Dossier

Le Crédit agricole veut «rester une banque qui accompagne tous les clients»

Dans un contexte économique tendu, le Crédit agricole Normandie Seine compte jouer pleinement son rôle d'amortisseur de chocs. Entreprise à mission depuis 2024, la banque veut peser favorablement pour le territoire.

Voilà un peu plus d'un an que le Crédit Agricole Normandie Seine est devenu «entreprise à mission». Un changement de statut que la banque régionale revendique et défend. «Nous sommes une banque universelle qui accueille tous les clients et nous voulons le rester, insiste Pascal Lheureux, président de la caisse régionale. Le contexte du marché ne va pas dans ce sens. Mais nous voulons continuer à accompagner tous les clients, y compris les plus fragiles et y compris dans les moments difficiles.»

Cet objectif, le Crédit Agricole Normandie Seine compte l'atteindre en jouant son rôle d'amortisseur de chocs, grâce à «des hausses de taux modérées», précise Léo Herz, directeur général adjoint de la caisse régionale. Notamment pour sa clientèle professionnelle. 

Les agriculteurs d'abord, corporation au sein de laquelle le Crédit agricole compte toujours 75 % de parts de marché, mais pas seulement. «Tous les gros consommateurs d'énergie souffrent, résume Karine Bourguignon, directrice générale de la caisse régionale. La CHR (cafèterie hôtellerie restauration) aussi, est particulièrement malmenée». Face à cela, la banque cherche «des solutions au cas par cas».

22,7 milliards d'encours de collecte

Mais surtout, le Crédit agricole Normandie Seine compte soutenir l'économie locale à travers son identité mutualiste et régionale. Au total, la caisse régionale a ainsi injecté 2,5 milliards d'euros dans l'économie normande (contre 2 milliards en 2024), grâce à ses 22,7 milliards d'encours de collecte. Une forme de «ruissellement» puisqu'une part de cet argent est issue du résultat de la banque régionale.

En 2025, elle a ainsi réalisé 70 millions d'euros de résultat net (+6 % par rapport à 2024), dont 25 % ont été réinvestis localement via ses filiales, mais aussi par du mécénat de compétences (cinq jours par collaborateur par an) ou du soutien aux associations. «Nous avons redistribué 1,4 million d'euros aux associations de Seine-Maritime et de l'Eure.
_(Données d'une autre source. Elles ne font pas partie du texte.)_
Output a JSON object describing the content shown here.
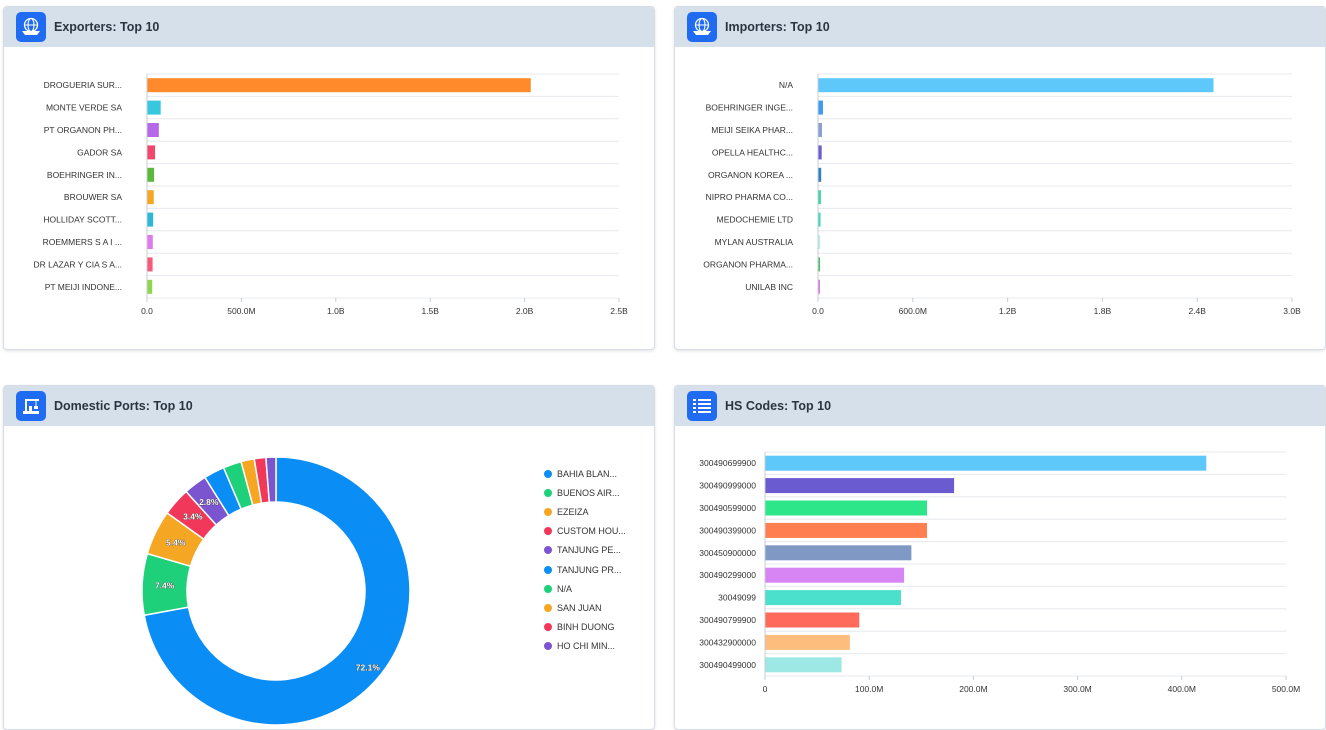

Cela représente plus de 1 000 actions, détaille Pascal Lheureux. Nous sommes au cœur de l'économie régionale et nous sommes créateurs de lien. C'est la manière dont on voit notre capacité à être utiles».

Parcours digital et relations clientèle

Cette présence locale participe à séduire la clientèle. En 2025, toujours, ce sont 29 500 nouveaux clients qui ont rejoint la «banque verte». Soit une hausse nette d'environ 10 000 personnes, portant à 700 000 son nombre total de clients ; soit un Haut-normand sur trois. «Cela fait de nous la banque préférée des Hauts-normands, poursuit le président de la caisse régionale. Mais cela n'est pas seulement dû à notre façon d'être. La compétitivité reste le facteur déterminant, dans un modèle économique très ouvert avec une vive concurrence».

Pour cela le Crédit agricole mise, comme ses concurrents, sur une digitalisation de qualité mais aussi sur un redéploiement des compétences de ses salariés. Objectif : apporter plus de conseil et en renforcer l'expertise. Une politique rendue possible, malgré la fermeture d'une vingtaine d'agence en 2025, par l'extension des horaires d'accueil de 8h à 19h (y compris le midi) en semaine et le samedi dans de nombreuses agences.